In calculus, the velocity function is a critical component that helps us understand how the position of an object changes over time. To find the velocity function, we differentiate the position function with respect to time. The velocity vector contains components that describe the object's motion in different dimensions.

For our exercise, the position of a particle is described by the vector function \( \mathbf{r}(t) = \langle t^2, \ln(t), \sin(\pi t) \rangle \). The task is to find the derivative of each component of \( \mathbf{r}(t) \) to determine the velocity function \( \mathbf{v}(t) \).

This process involves applying basic differentiation rules:

• The derivative of \( t^2 \) is \( 2t \)
• The derivative of \( \ln(t) \) is \( \frac{1}{t} \)
• The derivative of \( \sin(\pi t) \) is \( \pi \cos(\pi t) \)

By combining these derivatives, the velocity function is \( \mathbf{v}(t) = \langle 2t, \frac{1}{t}, \pi \cos(\pi t) \rangle \).

This function tells us how fast and in what direction each component of the position vector is changing at any given time \( t \).

The acceleration function is the derivative of the velocity function, which illustrates how the velocity of an object changes over time. To find this, we need to take the derivative of each component of the velocity function.

From our earlier computation, we know the velocity function is \( \mathbf{v}(t) = \langle 2t, \frac{1}{t}, \pi \cos(\pi t) \rangle \).
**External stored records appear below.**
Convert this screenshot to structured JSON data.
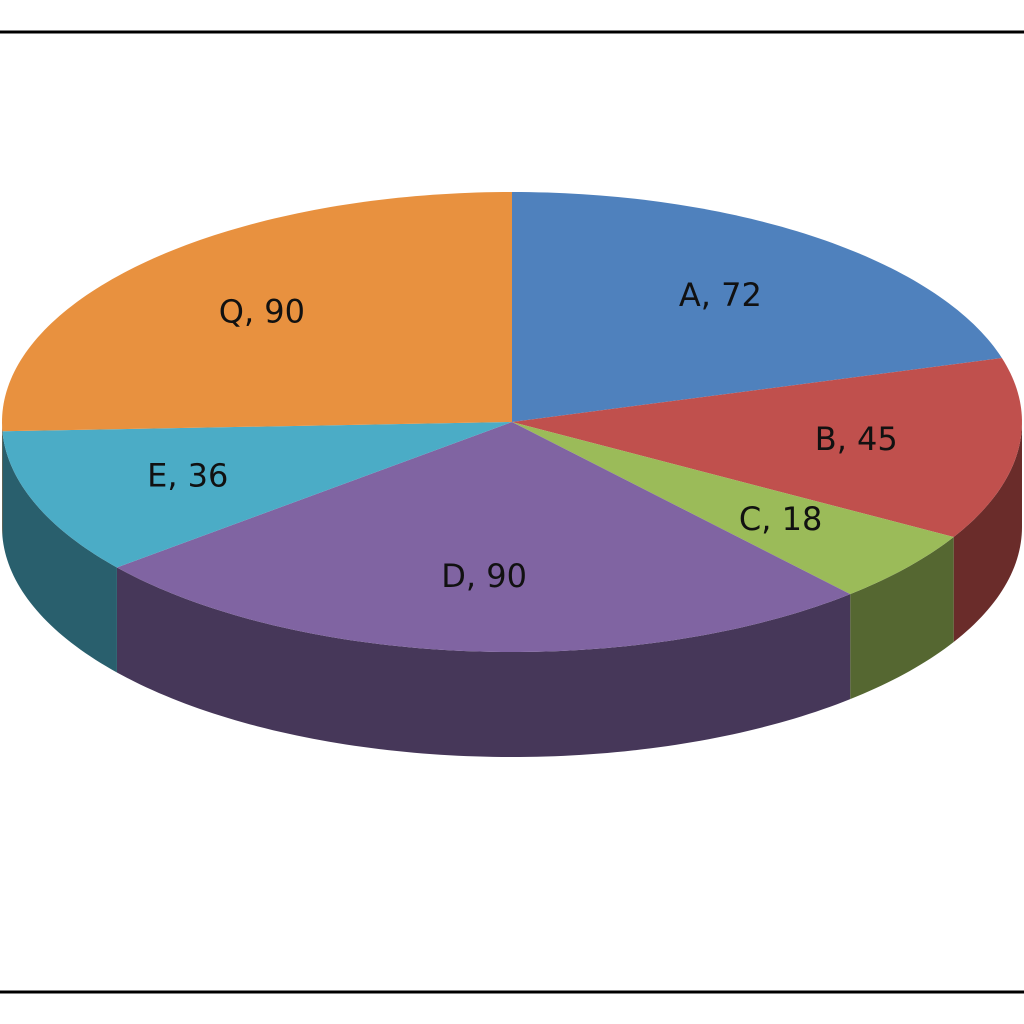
{
  "chart_data": {
    "type": "pie3d",
    "categories": [
      "A",
      "B",
      "C",
      "D",
      "E",
      "Q"
    ],
    "values": [
      72,
      45,
      18,
      90,
      36,
      90
    ],
    "value_labels": [
      "A, 72",
      "B, 45",
      "C, 18",
      "D, 90",
      "E, 36",
      "Q, 90"
    ],
    "colors": [
      "#4f81bd",
      "#c0504d",
      "#9bbb59",
      "#8064a2",
      "#4bacc6",
      "#e8913f"
    ]
  }
}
Now, we'll differentiate each component:

• The derivative of \( 2t \) is \( 2 \)
• The derivative of \( \frac{1}{t} \) is \( -\frac{1}{t^2} \)
• The derivative of \( \pi \cos(\pi t) \) is \(-\pi^2 \sin(\pi t)\)

This results in the acceleration function: \( \mathbf{a}(t) = \langle 2, -\frac{1}{t^2}, -\pi^2 \sin(\pi t) \rangle \).
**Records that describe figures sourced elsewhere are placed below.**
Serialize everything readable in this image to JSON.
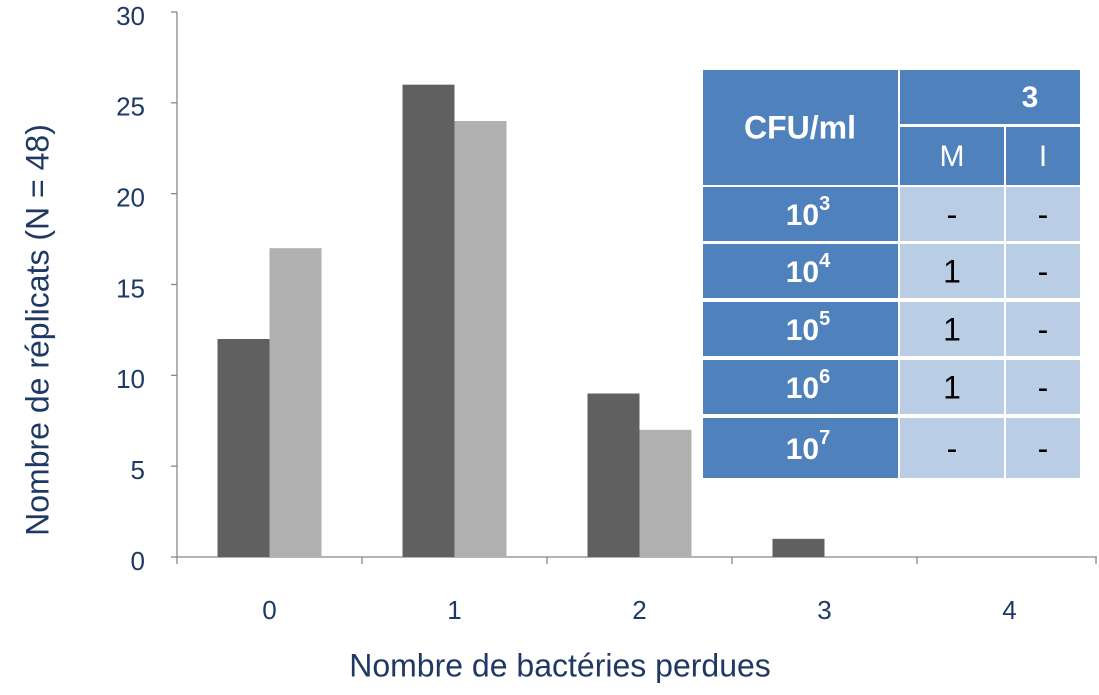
{
  "chart_data": {
    "type": "bar",
    "x_label": "Nombre de bactéries perdues",
    "y_label": "Nombre de réplicats  (N = 48)",
    "categories": [
      "0",
      "1",
      "2",
      "3",
      "4"
    ],
    "series": [
      {
        "color": "#606060",
        "values": [
          12,
          26,
          9,
          1,
          0
        ]
      },
      {
        "color": "#b0b0b0",
        "values": [
          17,
          24,
          7,
          0,
          0
        ]
      }
    ],
    "ylim": [
      0,
      30
    ],
    "yticks": [
      0,
      5,
      10,
      15,
      20,
      25,
      30
    ],
    "grid": false
  },
  "table": {
    "header": {
      "label": "CFU/ml",
      "group": "3",
      "sub": [
        "M",
        "I"
      ]
    },
    "rows": [
      [
        "10",
        "3",
        "-",
        "-"
      ],
      [
        "10",
        "4",
        "1",
        "-"
      ],
      [
        "10",
        "5",
        "1",
        "-"
      ],
      [
        "10",
        "6",
        "1",
        "-"
      ],
      [
        "10",
        "7",
        "-",
        "-"
      ]
    ]
  }
}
In essence, acceleration gives us insights into how rapidly and in which direction the velocity of the particle is changing.

Speed is a scalar quantity representative of how fast an object is moving, irrespective of its direction. Unlike velocity, speed does not take direction into account, only magnitude. To find the speed of the particle, we calculate the magnitude of the velocity vector.

For our problem, the velocity vector is \( \mathbf{v}(t) = \langle 2t, \frac{1}{t}, \pi \cos(\pi t) \rangle \). To find the speed, we use the formula for the magnitude of a vector: The speed \( s(t) \) is determined by:\[s(t) = \| \mathbf{v}(t) \| = \sqrt{(2t)^2 + \left(\frac{1}{t}\right)^2 + (\pi \cos(\pi t))^2}\]

This calculation provides a scalar value indicating how fast the particle is moving at time \( t \), integrating the contributions of each individual component of velocity.